I’m certain that all families have them. You know, the characters. I am holding back using terms such as ‘black sheep’ or ‘nuts’ mainly because I remind myself that ‘the acorn doesn’t fall far from the tree.’
My own lineage certainly has it’s share of interesting characters – those ancestors whom you want to have answer that one question – “Why?” or “What were you thinking?”
My second cousin, Pamela Gaull is currently visiting Toronto and after having met through Internet channels like Facebook and email, we have finally had a chance to meet face to face. In our meandering conversations so far, we happened upon our common great grandmother Mary Jane Gaull (2nd great grandmother to Pamela and 3rd great grandmother to me). We agreed that Mary Jane seemed to be a ‘character’ or at least a rebel in her time as far as her family relationships went. In order to get a better sense of Mary Jane’s life, I decided to use a timeline chart to tease out some of the interesting episodes of her life.
This first part will look at Mary Jane’s life from birth until 1881, a period of approximately 44 years or about half her lifetime.
Mary Jane was born around 1837 in Kintore, Aberdeenshire, Scotland, the only child of John Gaull (1806-1892) and his wife, Mary Christie (1818-1879). While it is hypothesized that John would have liked to have had a larger family and more specifically a son, Mary Jane remained his only child. Based on census reports and the last will of John Gaull, he appears to have been a strict, stern, hard working man. He left land and money through his estate to his family, something not everyone was capable of doing in 19th century Scotland. His dismay then, was likely somewhat strong when his only child, Mary Jane would have announced sometime in 1859 that she was pregnant.
In February 1860, Mary Jane gave birth to twin boys that she named George and John Gaull
. No father was named, something that has lead to much speculation. When George (who lived most of his life as George Irvine) died in 1941, his daughter Margaret provided the information to register his death. Margaret indicated that George’s father’s name was also George Irvine.
My theory is that Margaret was informed at some time during her life of the name of her father’s father but there is no evidence to suggest that a George Irvine (Sr.) existed. In the 1861 Scottish Census, there is no George Irvine who seems a likely suspect to be the father. Presumably the George Irvine that Margaret named as her father’s father and whom she described as a farm servant, lived nearby the Gaull farm in Chapel of Garioch. Of the six George Irvines listed in 1861 Aberdeenshire, one is the year-old son of Mary Jane, two appear too old to be the father, and the others in my opinion lived too far away to likely be the father.

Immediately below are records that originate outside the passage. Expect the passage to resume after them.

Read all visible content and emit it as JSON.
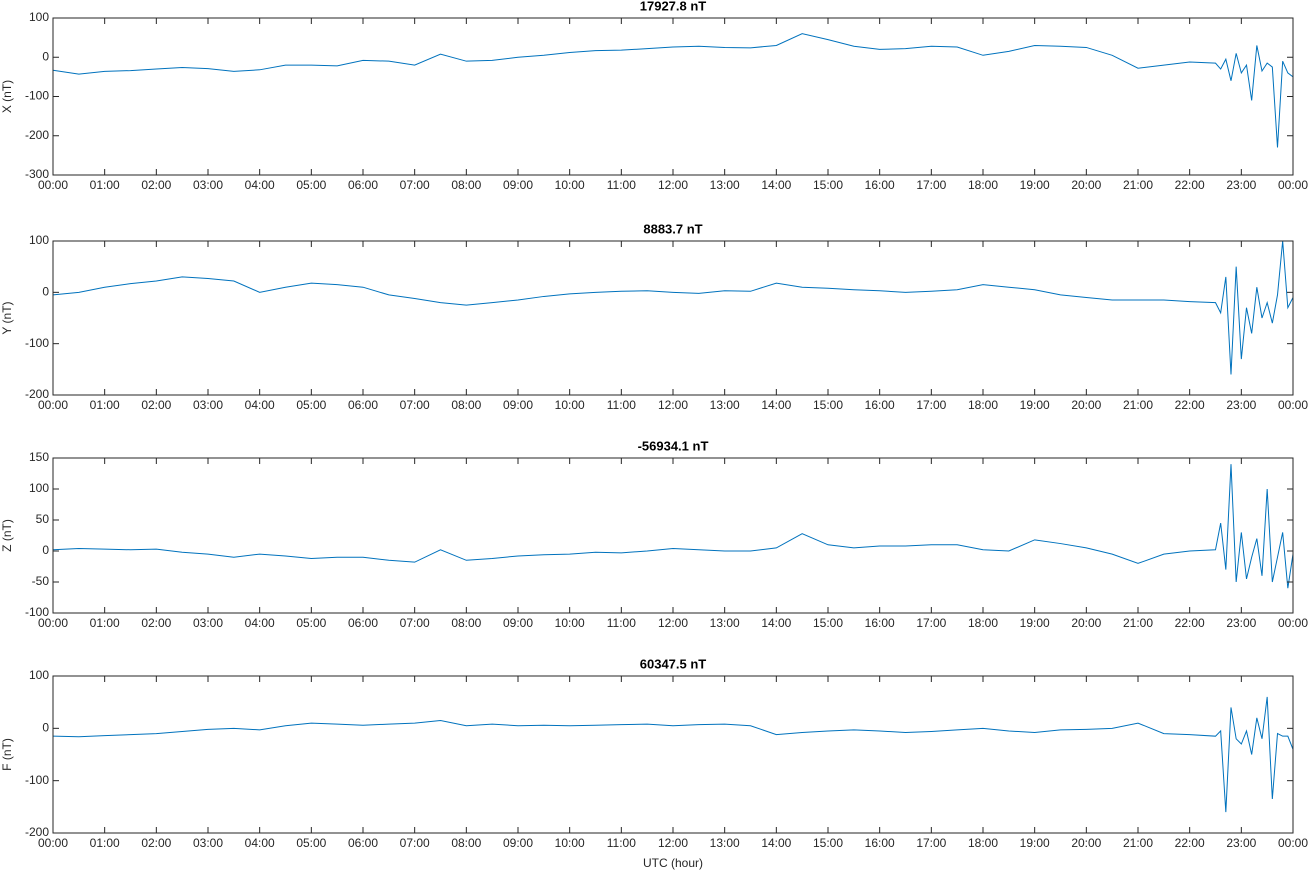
{
  "chart_data": [
    {
      "type": "line",
      "title": "17927.8 nT",
      "y_label": "X (nT)",
      "color": "#0072bd",
      "box": true,
      "x": [
        0,
        0.5,
        1,
        1.5,
        2,
        2.5,
        3,
        3.5,
        4,
        4.5,
        5,
        5.5,
        6,
        6.5,
        7,
        7.5,
        8,
        8.5,
        9,
        9.5,
        10,
        10.5,
        11,
        11.5,
        12,
        12.5,
        13,
        13.5,
        14,
        14.5,
        15,
        15.5,
        16,
        16.5,
        17,
        17.5,
        18,
        18.5,
        19,
        19.5,
        20,
        20.5,
        21,
        21.5,
        22,
        22.5,
        22.6,
        22.7,
        22.8,
        22.9,
        23,
        23.1,
        23.2,
        23.3,
        23.4,
        23.5,
        23.6,
        23.7,
        23.8,
        23.9,
        24
      ],
      "values": [
        -33,
        -43,
        -36,
        -34,
        -30,
        -26,
        -29,
        -36,
        -32,
        -20,
        -20,
        -22,
        -8,
        -10,
        -20,
        8,
        -10,
        -8,
        0,
        5,
        12,
        17,
        18,
        22,
        26,
        28,
        25,
        24,
        30,
        60,
        45,
        28,
        20,
        22,
        28,
        26,
        5,
        15,
        30,
        28,
        25,
        5,
        -28,
        -20,
        -12,
        -15,
        -30,
        -5,
        -60,
        10,
        -40,
        -20,
        -110,
        30,
        -35,
        -15,
        -25,
        -230,
        -10,
        -40,
        -50
      ],
      "xlim": [
        0,
        24
      ],
      "ylim": [
        -300,
        100
      ],
      "yticks": [
        -300,
        -200,
        -100,
        0,
        100
      ],
      "xticks": [
        {
          "value": 0,
          "label": "00:00"
        },
        {
          "value": 1,
          "label": "01:00"
        },
        {
          "value": 2,
          "label": "02:00"
        },
        {
          "value": 3,
          "label": "03:00"
        },
        {
          "value": 4,
          "label": "04:00"
        },
        {
          "value": 5,
          "label": "05:00"
        },
        {
          "value": 6,
          "label": "06:00"
        },
        {
          "value": 7,
          "label": "07:00"
        },
        {
          "value": 8,
          "label": "08:00"
        },
        {
          "value": 9,
          "label": "09:00"
        },
        {
          "value": 10,
          "label": "10:00"
        },
        {
          "value": 11,
          "label": "11:00"
        },
        {
          "value": 12,
          "label": "12:00"
        },
        {
          "value": 13,
          "label": "13:00"
        },
        {
          "value": 14,
          "label": "14:00"
        },
        {
          "value": 15,
          "label": "15:00"
        },
        {
          "value": 16,
          "label": "16:00"
        },
        {
          "value": 17,
          "label": "17:00"
        },
        {
          "value": 18,
          "label": "18:00"
        },
        {
          "value": 19,
          "label": "19:00"
        },
        {
          "value": 20,
          "label": "20:00"
        },
        {
          "value": 21,
          "label": "21:00"
        },
        {
          "value": 22,
          "label": "22:00"
        },
        {
          "value": 23,
          "label": "23:00"
        },
        {
          "value": 24,
          "label": "00:00"
        }
      ]
    },
    {
      "type": "line",
      "title": "8883.7 nT",
      "y_label": "Y (nT)",
      "color": "#0072bd",
      "box": true,
      "x": [
        0,
        0.5,
        1,
        1.5,
        2,
        2.5,
        3,
        3.5,
        4,
        4.5,
        5,
        5.5,
        6,
        6.5,
        7,
        7.5,
        8,
        8.5,
        9,
        9.5,
        10,
        10.5,
        11,
        11.5,
        12,
        12.5,
        13,
        13.5,
        14,
        14.5,
        15,
        15.5,
        16,
        16.5,
        17,
        17.5,
        18,
        18.5,
        19,
        19.5,
        20,
        20.5,
        21,
        21.5,
        22,
        22.5,
        22.6,
        22.7,
        22.8,
        22.9,
        23,
        23.1,
        23.2,
        23.3,
        23.4,
        23.5,
        23.6,
        23.7,
        23.8,
        23.9,
        24
      ],
      "values": [
        -5,
        0,
        10,
        17,
        22,
        30,
        27,
        22,
        0,
        10,
        18,
        15,
        10,
        -5,
        -12,
        -20,
        -25,
        -20,
        -15,
        -8,
        -3,
        0,
        2,
        3,
        0,
        -2,
        3,
        2,
        18,
        10,
        8,
        5,
        3,
        0,
        2,
        5,
        15,
        10,
        5,
        -5,
        -10,
        -15,
        -15,
        -15,
        -18,
        -20,
        -40,
        30,
        -160,
        50,
        -130,
        -30,
        -80,
        10,
        -50,
        -20,
        -60,
        -5,
        100,
        -30,
        -10
      ],
      "xlim": [
        0,
        24
      ],
      "ylim": [
        -200,
        100
      ],
      "yticks": [
        -200,
        -100,
        0,
        100
      ],
      "xticks": [
        {
          "value": 0,
          "label": "00:00"
        },
        {
          "value": 1,
          "label": "01:00"
        },
        {
          "value": 2,
          "label": "02:00"
        },
        {
          "value": 3,
          "label": "03:00"
        },
        {
          "value": 4,
          "label": "04:00"
        },
        {
          "value": 5,
          "label": "05:00"
        },
        {
          "value": 6,
          "label": "06:00"
        },
        {
          "value": 7,
          "label": "07:00"
        },
        {
          "value": 8,
          "label": "08:00"
        },
        {
          "value": 9,
          "label": "09:00"
        },
        {
          "value": 10,
          "label": "10:00"
        },
        {
          "value": 11,
          "label": "11:00"
        },
        {
          "value": 12,
          "label": "12:00"
        },
        {
          "value": 13,
          "label": "13:00"
        },
        {
          "value": 14,
          "label": "14:00"
        },
        {
          "value": 15,
          "label": "15:00"
        },
        {
          "value": 16,
          "label": "16:00"
        },
        {
          "value": 17,
          "label": "17:00"
        },
        {
          "value": 18,
          "label": "18:00"
        },
        {
          "value": 19,
          "label": "19:00"
        },
        {
          "value": 20,
          "label": "20:00"
        },
        {
          "value": 21,
          "label": "21:00"
        },
        {
          "value": 22,
          "label": "22:00"
        },
        {
          "value": 23,
          "label": "23:00"
        },
        {
          "value": 24,
          "label": "00:00"
        }
      ]
    },
    {
      "type": "line",
      "title": "-56934.1 nT",
      "y_label": "Z (nT)",
      "color": "#0072bd",
      "box": true,
      "x": [
        0,
        0.5,
        1,
        1.5,
        2,
        2.5,
        3,
        3.5,
        4,
        4.5,
        5,
        5.5,
        6,
        6.5,
        7,
        7.5,
        8,
        8.5,
        9,
        9.5,
        10,
        10.5,
        11,
        11.5,
        12,
        12.5,
        13,
        13.5,
        14,
        14.5,
        15,
        15.5,
        16,
        16.5,
        17,
        17.5,
        18,
        18.5,
        19,
        19.5,
        20,
        20.5,
        21,
        21.5,
        22,
        22.5,
        22.6,
        22.7,
        22.8,
        22.9,
        23,
        23.1,
        23.2,
        23.3,
        23.4,
        23.5,
        23.6,
        23.7,
        23.8,
        23.9,
        24
      ],
      "values": [
        2,
        4,
        3,
        2,
        3,
        -2,
        -5,
        -10,
        -5,
        -8,
        -12,
        -10,
        -10,
        -15,
        -18,
        2,
        -15,
        -12,
        -8,
        -6,
        -5,
        -2,
        -3,
        0,
        4,
        2,
        0,
        0,
        5,
        28,
        10,
        5,
        8,
        8,
        10,
        10,
        2,
        0,
        18,
        12,
        5,
        -5,
        -20,
        -5,
        0,
        2,
        45,
        -30,
        140,
        -50,
        30,
        -45,
        -10,
        20,
        -40,
        100,
        -50,
        -10,
        30,
        -60,
        -5
      ],
      "xlim": [
        0,
        24
      ],
      "ylim": [
        -100,
        150
      ],
      "yticks": [
        -100,
        -50,
        0,
        50,
        100,
        150
      ],
      "xticks": [
        {
          "value": 0,
          "label": "00:00"
        },
        {
          "value": 1,
          "label": "01:00"
        },
        {
          "value": 2,
          "label": "02:00"
        },
        {
          "value": 3,
          "label": "03:00"
        },
        {
          "value": 4,
          "label": "04:00"
        },
        {
          "value": 5,
          "label": "05:00"
        },
        {
          "value": 6,
          "label": "06:00"
        },
        {
          "value": 7,
          "label": "07:00"
        },
        {
          "value": 8,
          "label": "08:00"
        },
        {
          "value": 9,
          "label": "09:00"
        },
        {
          "value": 10,
          "label": "10:00"
        },
        {
          "value": 11,
          "label": "11:00"
        },
        {
          "value": 12,
          "label": "12:00"
        },
        {
          "value": 13,
          "label": "13:00"
        },
        {
          "value": 14,
          "label": "14:00"
        },
        {
          "value": 15,
          "label": "15:00"
        },
        {
          "value": 16,
          "label": "16:00"
        },
        {
          "value": 17,
          "label": "17:00"
        },
        {
          "value": 18,
          "label": "18:00"
        },
        {
          "value": 19,
          "label": "19:00"
        },
        {
          "value": 20,
          "label": "20:00"
        },
        {
          "value": 21,
          "label": "21:00"
        },
        {
          "value": 22,
          "label": "22:00"
        },
        {
          "value": 23,
          "label": "23:00"
        },
        {
          "value": 24,
          "label": "00:00"
        }
      ]
    },
    {
      "type": "line",
      "title": "60347.5 nT",
      "y_label": "F (nT)",
      "x_label": "UTC (hour)",
      "color": "#0072bd",
      "box": true,
      "x": [
        0,
        0.5,
        1,
        1.5,
        2,
        2.5,
        3,
        3.5,
        4,
        4.5,
        5,
        5.5,
        6,
        6.5,
        7,
        7.5,
        8,
        8.5,
        9,
        9.5,
        10,
        10.5,
        11,
        11.5,
        12,
        12.5,
        13,
        13.5,
        14,
        14.5,
        15,
        15.5,
        16,
        16.5,
        17,
        17.5,
        18,
        18.5,
        19,
        19.5,
        20,
        20.5,
        21,
        21.5,
        22,
        22.5,
        22.6,
        22.7,
        22.8,
        22.9,
        23,
        23.1,
        23.2,
        23.3,
        23.4,
        23.5,
        23.6,
        23.7,
        23.8,
        23.9,
        24
      ],
      "values": [
        -15,
        -16,
        -14,
        -12,
        -10,
        -6,
        -2,
        0,
        -3,
        5,
        10,
        8,
        6,
        8,
        10,
        15,
        5,
        8,
        5,
        6,
        5,
        6,
        7,
        8,
        5,
        7,
        8,
        5,
        -12,
        -8,
        -5,
        -3,
        -5,
        -8,
        -6,
        -3,
        0,
        -5,
        -8,
        -3,
        -2,
        0,
        10,
        -10,
        -12,
        -15,
        -5,
        -160,
        40,
        -20,
        -30,
        -5,
        -50,
        20,
        -20,
        60,
        -135,
        -10,
        -15,
        -15,
        -40
      ],
      "xlim": [
        0,
        24
      ],
      "ylim": [
        -200,
        100
      ],
      "yticks": [
        -200,
        -100,
        0,
        100
      ],
      "xticks": [
        {
          "value": 0,
          "label": "00:00"
        },
        {
          "value": 1,
          "label": "01:00"
        },
        {
          "value": 2,
          "label": "02:00"
        },
        {
          "value": 3,
          "label": "03:00"
        },
        {
          "value": 4,
          "label": "04:00"
        },
        {
          "value": 5,
          "label": "05:00"
        },
        {
          "value": 6,
          "label": "06:00"
        },
        {
          "value": 7,
          "label": "07:00"
        },
        {
          "value": 8,
          "label": "08:00"
        },
        {
          "value": 9,
          "label": "09:00"
        },
        {
          "value": 10,
          "label": "10:00"
        },
        {
          "value": 11,
          "label": "11:00"
        },
        {
          "value": 12,
          "label": "12:00"
        },
        {
          "value": 13,
          "label": "13:00"
        },
        {
          "value": 14,
          "label": "14:00"
        },
        {
          "value": 15,
          "label": "15:00"
        },
        {
          "value": 16,
          "label": "16:00"
        },
        {
          "value": 17,
          "label": "17:00"
        },
        {
          "value": 18,
          "label": "18:00"
        },
        {
          "value": 19,
          "label": "19:00"
        },
        {
          "value": 20,
          "label": "20:00"
        },
        {
          "value": 21,
          "label": "21:00"
        },
        {
          "value": 22,
          "label": "22:00"
        },
        {
          "value": 23,
          "label": "23:00"
        },
        {
          "value": 24,
          "label": "00:00"
        }
      ]
    }
  ]
}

In any event, Mary Jane sent infant George to live in Inverurie with a family named Hooey and kept infant John Gaull to live with her and her parents on their farm. In spite of giving birth to the twins, Mary Jane’s maternal instincts didn’t really seem to kick in. Six months after becoming a mother, Mary Jane married Alexander Glennie on August 11, 1860 at Whitehaugh, Chapel of Garioch. Mary Jane and Alexander had five children between 1861 and 1873 yet neither of the twins factored in to their family life. In 1871 for instance, George continued to live with the Hooey family in Inverurie and John lived with his grandparents at Chapel of Garioch.
Interestingly the only Mary Glennie to found in Aberdeenshire in the 1871 and 1881 Scottish Census records that might match Mary Jane was an inmate or patient in the Aberdeen Asylum located at Old Machar. Could she be my great grandmother?